According to this study cited in the Washington Post, the quality of time spent with children is more important than the quantity of time. Can you give a 3–5 stories or examples from your own life about what you do to spend quality time with your children?
Myhusband and I eat dinner with our children almost every evening. My parents ate dinner with us. My husband’s parents ate dinner with him. I think the dinner table is your most important parenting moment and many of our products are designed to be consumed around the dinner table. We do our Storyteller’s Word a Day every day! And my children’s teachers all tell me they have an amazing vocabulary!
On the weekends, we have the same routine, we go to the farmer’s market together, and then it’s a mad dash all over town to various sporting events. In the evening we cook together and usually have another family with kids over for dinner. We are a foodie family.
I involve my children in most aspects of my work life and value their feedback on the books, games and apps we publish at Mrs. Wordsmith. If my children are not excited about a new book or the characters in our new apps, I know we haven’t done our job correctly. Everyone in our company who has children takes great pride in involving their children or just thinking like a kid.
My husband and I are both entrepreneurs, and our 11 and 15 year old children are very aware of what it means to have a start-up. We are open with them about the ups and downs, in a constructive or humorous way. Our kids know all about new product launches, game development etc. It helps them to see what their Mom does as CEO and the daily issues that I’m having to resolve. They give me wonderful, heartfelt advice about issues that may seem complex but the answers are often very simple. They say the truth lies in the eyes of a child. I think it also gives them perspective on their own life and makes them realize that they can achieve anything they set their minds to with a little ingenuity and elbow grease.

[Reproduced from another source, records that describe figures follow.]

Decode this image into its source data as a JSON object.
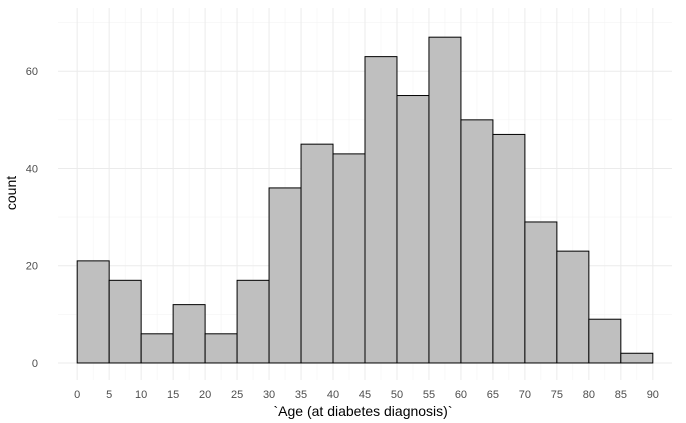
{
  "chart_data": {
    "type": "bar",
    "subtype": "histogram",
    "xlabel": "`Age (at diabetes diagnosis)`",
    "ylabel": "count",
    "bin_width": 5,
    "bins": [
      {
        "start": 0,
        "end": 5,
        "count": 21
      },
      {
        "start": 5,
        "end": 10,
        "count": 17
      },
      {
        "start": 10,
        "end": 15,
        "count": 6
      },
      {
        "start": 15,
        "end": 20,
        "count": 12
      },
      {
        "start": 20,
        "end": 25,
        "count": 6
      },
      {
        "start": 25,
        "end": 30,
        "count": 17
      },
      {
        "start": 30,
        "end": 35,
        "count": 36
      },
      {
        "start": 35,
        "end": 40,
        "count": 45
      },
      {
        "start": 40,
        "end": 45,
        "count": 43
      },
      {
        "start": 45,
        "end": 50,
        "count": 63
      },
      {
        "start": 50,
        "end": 55,
        "count": 55
      },
      {
        "start": 55,
        "end": 60,
        "count": 67
      },
      {
        "start": 60,
        "end": 65,
        "count": 50
      },
      {
        "start": 65,
        "end": 70,
        "count": 47
      },
      {
        "start": 70,
        "end": 75,
        "count": 29
      },
      {
        "start": 75,
        "end": 80,
        "count": 23
      },
      {
        "start": 80,
        "end": 85,
        "count": 9
      },
      {
        "start": 85,
        "end": 90,
        "count": 2
      }
    ],
    "xlim": [
      -3,
      93
    ],
    "ylim": [
      -3.5,
      73
    ],
    "x_ticks": [
      0,
      5,
      10,
      15,
      20,
      25,
      30,
      35,
      40,
      45,
      50,
      55,
      60,
      65,
      70,
      75,
      80,
      85,
      90
    ],
    "y_ticks": [
      0,
      20,
      40,
      60
    ],
    "grid": true,
    "legend": "none",
    "colors": {
      "bar_fill": "#bfbfbf",
      "bar_outline": "#000000",
      "grid": "#ebebeb",
      "tick_text": "#4d4d4d"
    }
  }
}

My husband and I spend a lot of time outdoors with our children — hiking, doing sports. I can’t say enough about the importance of this. Be outside with your kids all the time. It’s one of the rules in House Rules!
We all live in a world with many deadlines and incessant demands for our time and attention. That inevitably makes us feel rushed and we may feel that we can’t spare the time to be “fully present” with our children. Can you share with our readers 5 strategies about how we can create more space in our lives in order to give our children more quality attention? Please include examples or stories for each, if you can.

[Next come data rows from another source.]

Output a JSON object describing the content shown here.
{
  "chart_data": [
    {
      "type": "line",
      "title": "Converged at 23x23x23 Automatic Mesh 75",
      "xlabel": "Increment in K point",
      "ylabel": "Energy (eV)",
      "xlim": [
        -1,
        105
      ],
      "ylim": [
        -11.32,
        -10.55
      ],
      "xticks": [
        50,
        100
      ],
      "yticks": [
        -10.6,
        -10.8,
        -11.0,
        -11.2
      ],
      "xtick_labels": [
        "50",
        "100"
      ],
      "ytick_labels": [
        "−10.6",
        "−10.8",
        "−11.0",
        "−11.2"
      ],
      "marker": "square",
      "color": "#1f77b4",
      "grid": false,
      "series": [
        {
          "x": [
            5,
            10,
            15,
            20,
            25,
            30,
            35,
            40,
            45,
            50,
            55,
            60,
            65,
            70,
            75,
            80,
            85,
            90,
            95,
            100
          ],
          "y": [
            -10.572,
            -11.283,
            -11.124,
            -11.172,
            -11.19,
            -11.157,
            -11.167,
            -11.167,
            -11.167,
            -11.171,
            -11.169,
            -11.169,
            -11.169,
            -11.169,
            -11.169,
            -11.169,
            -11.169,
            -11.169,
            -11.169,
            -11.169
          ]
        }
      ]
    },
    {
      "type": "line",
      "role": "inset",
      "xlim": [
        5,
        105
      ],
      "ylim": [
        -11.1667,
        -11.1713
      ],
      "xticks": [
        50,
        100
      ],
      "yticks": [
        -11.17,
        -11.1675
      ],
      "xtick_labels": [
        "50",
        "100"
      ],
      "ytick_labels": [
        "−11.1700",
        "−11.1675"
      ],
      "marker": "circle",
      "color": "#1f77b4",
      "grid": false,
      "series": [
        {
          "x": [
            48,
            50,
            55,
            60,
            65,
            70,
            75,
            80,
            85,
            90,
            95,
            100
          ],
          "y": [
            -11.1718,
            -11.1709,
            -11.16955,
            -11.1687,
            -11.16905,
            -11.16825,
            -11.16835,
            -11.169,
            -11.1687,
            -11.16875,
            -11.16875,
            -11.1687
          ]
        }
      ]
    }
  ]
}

Here are some of the strategies I use in order to be “fully present” with my own children.
Strategy 1:Hire well in Order to Share the Workload
I had to learn how to hire and to understand what “good looked like”. I had to look very hard to find good people. All of these things are challenging for rapidly evolving start-ups. It’s a journey and you can become very good at this with experience. Hire people you can learn from. Make sure you feel a connection to them and that you create an environment where people feel safe to disagree with you. You are going to debate a lot of issues together. And then delegate. The more you delegate, the faster you will learn how capable people are, allowing you to get out the door at the end of the day and home to your family. There is literally nothing more important than this. If you don’t hire well, you bring your problems home because you will end up doing the work of 5 people. If you do this well, you’ll walk in the door of your home with a smile on your face.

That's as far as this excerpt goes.